Música

Na década de 1970, quando os EUA viam o movimento pelos direitos civis do povo preto ganhar uma repercussão inédita até então, e líderes como Malcolm X e Panteras Negras alcançarem projeção mundial, a juventude preta das favelas do Brasil também entrava na onda - em plena ditadura militar.
Essa trajetória que foi marco do orgulho preto no Brasil - e iniciou o que seriam os bailes funks cariocas do século XXI - celebra meio século. E pela primeira vez, Tony Tornado, seu filho Lincoln Tornado, e a lendária Banda Black Rio sobem juntos ao palco de Belém, prometendo um espetáculo que resgata e festeja a essência da Black Music brasileira, unindo gerações em um poderoso show de resistência, arte e orgulho. O show será no Mangueirão, neste sábado (14), na programação do Festival Psica.
Batizado de Black Rio, o movimento deu origem à banda homônima fundada por Oberdan Magalhães, pai do atual líder do grupo William Magalhães. Formada por músicos negros da Zona Norte do Rio de Janeiro, o grupo combinou samba carioca com os grooves do funk, soul e jazz norte-americano, criando uma sonoridade inovadora e atemporal.
Black Power
A estética Black Power, com roupas coloridas e seus cabelos crespos deixados a crescer, mostravam outra forma de ser negro para essa juventude reprimida. Eram anos de contestação nos EUA, eram os anos pelos Direitos Civis liderado por nomes como Martin Luther King, mas também das lutas mais radicais e organizadas como do Partido dos Panteras Negras.
Tornado, ícone da música negra do Brasil, carrega em seus 94 anos de vida uma trajetória marcada por luta, representatividade e pioneirismo. Com sua lendária apresentação de “BR-3” no Festival da Canção de 1970, fez história ao dançar break em uma transmissão nacional televisiva. Não podemos esquecer da interpretação de “Black is Beautiful" de Erlon Chaves, por Elis Regina, que resultou no fim da apresentação na prisão do mesmo Tony Tornado por realizar ao fim da apresentação a posição dos punhos fechados dos Panteras Negras.
Hoje, Tony continua encontrando motivos para comemorar: a chegada das cinco décadas de carreira. O momento não poderia ser mais especial do que poder celebrar ao lado do filho Lincoln e colega de profissão, William, escolhendo um dos palcos, como o Psica, para comemorar sua trajetória e reencontrar os fãs paraenses.
“Tenho certeza que teremos uma grande festa”, afirmou o ator e cantor sobre a expectativa de estar no palco do festival, que este ano se consagra como espaço de protagonismo para a cultura preta e periférica da Amazônia.
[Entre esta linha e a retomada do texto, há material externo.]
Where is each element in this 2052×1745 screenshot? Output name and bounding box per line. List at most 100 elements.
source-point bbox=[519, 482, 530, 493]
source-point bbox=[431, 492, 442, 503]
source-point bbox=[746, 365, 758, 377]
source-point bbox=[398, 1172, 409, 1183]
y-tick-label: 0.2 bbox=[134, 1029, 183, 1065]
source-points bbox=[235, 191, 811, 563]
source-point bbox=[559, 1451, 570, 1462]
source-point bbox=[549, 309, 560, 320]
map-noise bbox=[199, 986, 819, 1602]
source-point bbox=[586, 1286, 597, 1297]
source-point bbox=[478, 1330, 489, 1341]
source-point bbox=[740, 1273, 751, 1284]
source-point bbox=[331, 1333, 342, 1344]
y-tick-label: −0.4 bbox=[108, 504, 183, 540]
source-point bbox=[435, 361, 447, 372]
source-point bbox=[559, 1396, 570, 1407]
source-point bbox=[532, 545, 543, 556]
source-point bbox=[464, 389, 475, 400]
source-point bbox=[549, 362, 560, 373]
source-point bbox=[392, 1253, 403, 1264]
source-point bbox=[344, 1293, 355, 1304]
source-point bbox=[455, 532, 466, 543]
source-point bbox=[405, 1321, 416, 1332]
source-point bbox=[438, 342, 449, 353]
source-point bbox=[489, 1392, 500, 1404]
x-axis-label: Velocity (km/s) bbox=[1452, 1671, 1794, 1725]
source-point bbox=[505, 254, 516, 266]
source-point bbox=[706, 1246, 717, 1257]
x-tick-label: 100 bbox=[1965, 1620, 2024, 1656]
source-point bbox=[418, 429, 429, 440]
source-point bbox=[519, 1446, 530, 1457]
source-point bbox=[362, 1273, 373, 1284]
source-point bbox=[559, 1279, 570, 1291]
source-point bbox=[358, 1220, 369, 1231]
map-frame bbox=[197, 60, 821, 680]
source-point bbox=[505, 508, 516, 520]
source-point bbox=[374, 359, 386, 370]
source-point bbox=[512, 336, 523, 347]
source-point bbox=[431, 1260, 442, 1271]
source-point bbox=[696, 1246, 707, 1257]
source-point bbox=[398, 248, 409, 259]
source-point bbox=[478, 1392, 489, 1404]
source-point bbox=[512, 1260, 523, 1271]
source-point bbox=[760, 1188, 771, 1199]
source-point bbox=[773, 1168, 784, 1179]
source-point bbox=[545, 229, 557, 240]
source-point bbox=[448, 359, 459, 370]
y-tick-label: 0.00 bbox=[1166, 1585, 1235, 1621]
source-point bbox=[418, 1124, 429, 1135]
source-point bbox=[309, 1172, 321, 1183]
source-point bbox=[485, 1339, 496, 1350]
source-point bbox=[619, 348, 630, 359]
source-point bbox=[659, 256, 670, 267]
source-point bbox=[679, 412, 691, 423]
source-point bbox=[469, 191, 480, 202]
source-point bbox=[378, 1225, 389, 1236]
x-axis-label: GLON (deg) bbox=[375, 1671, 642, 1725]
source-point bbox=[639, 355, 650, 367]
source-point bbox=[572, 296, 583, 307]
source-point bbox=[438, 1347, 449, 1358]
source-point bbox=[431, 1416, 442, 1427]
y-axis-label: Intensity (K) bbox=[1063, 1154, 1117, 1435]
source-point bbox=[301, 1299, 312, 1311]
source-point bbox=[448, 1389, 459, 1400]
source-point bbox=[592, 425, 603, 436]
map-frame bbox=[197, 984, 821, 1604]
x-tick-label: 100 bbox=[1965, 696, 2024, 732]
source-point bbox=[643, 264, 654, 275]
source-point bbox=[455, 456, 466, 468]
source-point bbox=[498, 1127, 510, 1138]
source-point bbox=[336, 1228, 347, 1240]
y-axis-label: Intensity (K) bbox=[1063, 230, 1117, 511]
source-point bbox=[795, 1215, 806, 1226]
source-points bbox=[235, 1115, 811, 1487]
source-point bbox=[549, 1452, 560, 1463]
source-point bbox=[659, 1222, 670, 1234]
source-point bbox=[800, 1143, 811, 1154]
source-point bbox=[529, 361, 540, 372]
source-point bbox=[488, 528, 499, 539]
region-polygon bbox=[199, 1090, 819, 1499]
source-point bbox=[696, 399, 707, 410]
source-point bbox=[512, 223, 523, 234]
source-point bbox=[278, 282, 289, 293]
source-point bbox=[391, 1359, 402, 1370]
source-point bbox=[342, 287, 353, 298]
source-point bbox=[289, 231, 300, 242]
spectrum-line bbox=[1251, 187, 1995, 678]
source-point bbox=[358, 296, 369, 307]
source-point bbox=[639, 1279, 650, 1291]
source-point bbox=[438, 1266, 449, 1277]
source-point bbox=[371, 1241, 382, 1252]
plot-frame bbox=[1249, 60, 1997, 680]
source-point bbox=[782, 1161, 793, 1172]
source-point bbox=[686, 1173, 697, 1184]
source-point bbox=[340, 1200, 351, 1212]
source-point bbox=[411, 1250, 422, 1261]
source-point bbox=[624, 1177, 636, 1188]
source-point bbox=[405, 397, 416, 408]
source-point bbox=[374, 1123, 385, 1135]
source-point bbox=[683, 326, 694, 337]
Para Lincoln Tornado, seguir o legado do pai é motivo de orgulho e responsabilidade. "Não há melhor forma de conhecer um Estado do que poder se apresentar nele, entregando arte e conhecendo culturas diferentes”, destacou o artista.
Ele também refletiu sobre o papel histórico do movimento Black Rio, criado para dar voz e espaço à população negra. "Esses artistas foram porta-vozes de um povo que buscava respeito, reconhecimento e valorização de sua etnia e cultura", disse.
Lincoln destacou a importância de resgatar o sentimento de pertencimento por meio da arte, algo que ele e os outros artistas buscam trazer para os jovens e adultos negros que participarão do festival. “Eu acredito que hoje o cenário musical está precisando criar mais artistas referência, não apenas aqueles meteoros que passam em busca da fama. Quando olhamos para trás, vemos artistas que usavam sua arte para se manifestar, expor o que pensavam, o que sentiam, e se comunicar com seu público. O sucesso era consequência, como no caso de Fafá de Belém, que leva a vivência e a cultura de sua terra natal para sua música,” afirmou.
Ao participar do festival, William revela que irá confirmar seu compromisso na manutenção dessa luta por reconhecimento e espaço. “Eu fico feliz de ver a história do Psica, que aborda isso com seriedade e valor. Essa luta precisa de apoiadores, e o festival é um exemplo disso, proporcionando essa oportunidade para debatermos essas questões”, declarou o artista.
William também destacou a importância do evento em integrar pautas políticas e culturais com o entretenimento, valorizando artistas locais ao lado de nomes de destaque nacional. “Acho muito bacana essa possibilidade dos artistas locais abrirem shows de pessoas mais marcantes. É uma atitude que não vejo em outros festivais no Brasil, que geralmente focam apenas nos medalhões. Essa interação entre artistas locais e do resto do país promove a cultura de Belém e cria uma fusão honesta. Para a gente, será uma honra tocar em Belém,” disse.